Investigating the role of the cellular prion protein in Alzheimer's disease

The mechanism of prion related neurodegeneration and the physiologic role of cellular prion protein (PrPC) are still ill-defined. Use of animal and cell models has underscored a number of putative functions, suggesting that PrPC serves in cell adhesion, migration, proliferation and differentiation, possibly by interacting with extracellular partners, or by taking part in multi-component signaling complexes at the cell surface.

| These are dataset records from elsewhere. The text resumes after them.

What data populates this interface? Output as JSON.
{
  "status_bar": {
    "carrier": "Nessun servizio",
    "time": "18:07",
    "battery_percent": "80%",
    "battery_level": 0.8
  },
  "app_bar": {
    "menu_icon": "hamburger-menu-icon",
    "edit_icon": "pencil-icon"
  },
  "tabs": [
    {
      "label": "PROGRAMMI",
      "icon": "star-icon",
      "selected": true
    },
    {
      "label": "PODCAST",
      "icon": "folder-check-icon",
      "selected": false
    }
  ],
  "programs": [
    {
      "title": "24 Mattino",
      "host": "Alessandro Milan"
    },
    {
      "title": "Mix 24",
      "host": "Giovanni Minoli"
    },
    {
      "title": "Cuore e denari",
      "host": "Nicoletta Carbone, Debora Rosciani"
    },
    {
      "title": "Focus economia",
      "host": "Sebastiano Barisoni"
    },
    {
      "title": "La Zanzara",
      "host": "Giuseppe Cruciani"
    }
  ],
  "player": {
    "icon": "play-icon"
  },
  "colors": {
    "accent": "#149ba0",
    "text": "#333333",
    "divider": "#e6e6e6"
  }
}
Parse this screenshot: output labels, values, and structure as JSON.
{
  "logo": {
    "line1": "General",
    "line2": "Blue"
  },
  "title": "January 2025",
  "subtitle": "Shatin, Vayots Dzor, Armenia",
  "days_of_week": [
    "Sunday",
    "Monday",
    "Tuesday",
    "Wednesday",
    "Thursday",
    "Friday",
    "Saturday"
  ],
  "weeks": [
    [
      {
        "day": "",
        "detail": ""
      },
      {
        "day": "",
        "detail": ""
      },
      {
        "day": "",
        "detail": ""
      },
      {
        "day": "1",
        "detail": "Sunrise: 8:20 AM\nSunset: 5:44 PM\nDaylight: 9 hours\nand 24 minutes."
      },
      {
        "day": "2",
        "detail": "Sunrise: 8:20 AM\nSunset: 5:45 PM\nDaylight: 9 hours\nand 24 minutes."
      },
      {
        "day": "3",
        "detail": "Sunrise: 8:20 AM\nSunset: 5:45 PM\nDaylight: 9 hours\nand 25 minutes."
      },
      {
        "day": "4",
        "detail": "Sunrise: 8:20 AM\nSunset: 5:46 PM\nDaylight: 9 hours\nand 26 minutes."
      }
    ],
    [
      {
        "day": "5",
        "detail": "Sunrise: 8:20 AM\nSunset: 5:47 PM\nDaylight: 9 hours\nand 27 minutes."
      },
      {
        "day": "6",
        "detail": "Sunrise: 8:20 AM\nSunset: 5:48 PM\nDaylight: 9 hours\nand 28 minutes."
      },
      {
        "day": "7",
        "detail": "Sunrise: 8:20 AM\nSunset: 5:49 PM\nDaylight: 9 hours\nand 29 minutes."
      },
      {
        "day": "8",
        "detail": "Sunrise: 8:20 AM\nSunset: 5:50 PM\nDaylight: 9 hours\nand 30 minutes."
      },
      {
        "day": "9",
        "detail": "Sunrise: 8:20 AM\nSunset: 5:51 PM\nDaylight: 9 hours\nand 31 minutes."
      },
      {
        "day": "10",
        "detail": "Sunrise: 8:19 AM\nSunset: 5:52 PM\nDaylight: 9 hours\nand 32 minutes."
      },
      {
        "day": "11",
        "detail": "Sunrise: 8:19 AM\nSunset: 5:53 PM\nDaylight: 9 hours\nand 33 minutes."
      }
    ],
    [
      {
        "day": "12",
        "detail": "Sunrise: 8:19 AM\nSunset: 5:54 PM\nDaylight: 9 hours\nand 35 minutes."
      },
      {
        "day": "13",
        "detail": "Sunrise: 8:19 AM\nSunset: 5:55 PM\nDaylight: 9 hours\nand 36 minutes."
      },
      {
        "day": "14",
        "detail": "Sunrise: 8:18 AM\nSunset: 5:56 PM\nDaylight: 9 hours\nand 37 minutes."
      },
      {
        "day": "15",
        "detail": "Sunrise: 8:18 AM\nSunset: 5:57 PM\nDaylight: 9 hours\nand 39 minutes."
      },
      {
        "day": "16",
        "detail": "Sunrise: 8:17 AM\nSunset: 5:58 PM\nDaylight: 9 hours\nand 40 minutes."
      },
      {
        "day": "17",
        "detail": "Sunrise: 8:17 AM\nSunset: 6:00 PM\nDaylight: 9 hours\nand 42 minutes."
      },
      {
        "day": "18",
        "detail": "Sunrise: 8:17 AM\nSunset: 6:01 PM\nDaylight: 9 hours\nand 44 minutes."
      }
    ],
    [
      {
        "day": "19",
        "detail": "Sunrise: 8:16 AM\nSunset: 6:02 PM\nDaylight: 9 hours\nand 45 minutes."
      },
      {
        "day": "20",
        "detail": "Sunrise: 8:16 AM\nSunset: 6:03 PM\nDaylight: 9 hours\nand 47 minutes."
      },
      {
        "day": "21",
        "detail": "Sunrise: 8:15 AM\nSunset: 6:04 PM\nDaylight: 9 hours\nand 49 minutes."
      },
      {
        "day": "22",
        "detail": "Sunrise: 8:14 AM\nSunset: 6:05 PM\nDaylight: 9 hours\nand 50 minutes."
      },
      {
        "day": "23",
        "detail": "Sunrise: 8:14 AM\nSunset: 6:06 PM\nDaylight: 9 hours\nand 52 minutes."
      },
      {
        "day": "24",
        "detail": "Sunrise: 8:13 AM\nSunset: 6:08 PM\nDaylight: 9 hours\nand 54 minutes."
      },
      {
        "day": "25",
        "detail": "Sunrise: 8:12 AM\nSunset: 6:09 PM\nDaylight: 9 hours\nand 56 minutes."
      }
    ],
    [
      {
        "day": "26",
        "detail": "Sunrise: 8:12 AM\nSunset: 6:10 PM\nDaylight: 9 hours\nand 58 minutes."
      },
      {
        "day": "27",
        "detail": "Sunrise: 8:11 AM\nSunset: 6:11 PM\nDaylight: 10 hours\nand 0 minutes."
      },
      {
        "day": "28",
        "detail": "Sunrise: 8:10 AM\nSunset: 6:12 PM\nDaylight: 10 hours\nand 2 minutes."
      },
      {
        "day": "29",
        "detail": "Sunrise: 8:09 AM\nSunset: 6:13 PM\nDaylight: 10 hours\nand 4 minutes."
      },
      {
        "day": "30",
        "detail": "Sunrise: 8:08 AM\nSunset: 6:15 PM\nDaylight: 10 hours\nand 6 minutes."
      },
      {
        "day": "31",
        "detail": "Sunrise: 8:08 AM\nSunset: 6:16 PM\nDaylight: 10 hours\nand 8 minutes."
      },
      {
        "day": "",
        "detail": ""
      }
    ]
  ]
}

In this respect, we have demonstrated that PrPC influences local Ca2+ movements in neurons. Recently, some reports have also shown that PrPC acts as a high-affinity receptor for the amyloid-b (Ab) peptide, a fragment of the amyloid precursor protein implicated in Alzheimer’s disease (AD), and that PrP-Ab interactions may be fundamental for AD-related impairment of synaptic plasticity. Given that synaptic plasticity is closely related to Ca2+ homeostasis, we have adopted the aequorin strategy to investigate whether treatment of primary cerebellar granule neurons (CGN)–expressing or not PrPC–with monomeric or oligomeric Ab (1-40) and (1-42) peptides, deranges Ca2+ metabolism in a PrP-dependent manner. Specifically, we have analysed Ca2+ variations in plasma membrane domains following Ca2+ entry through both store-operated channels and NMDA and other glutamate receptors.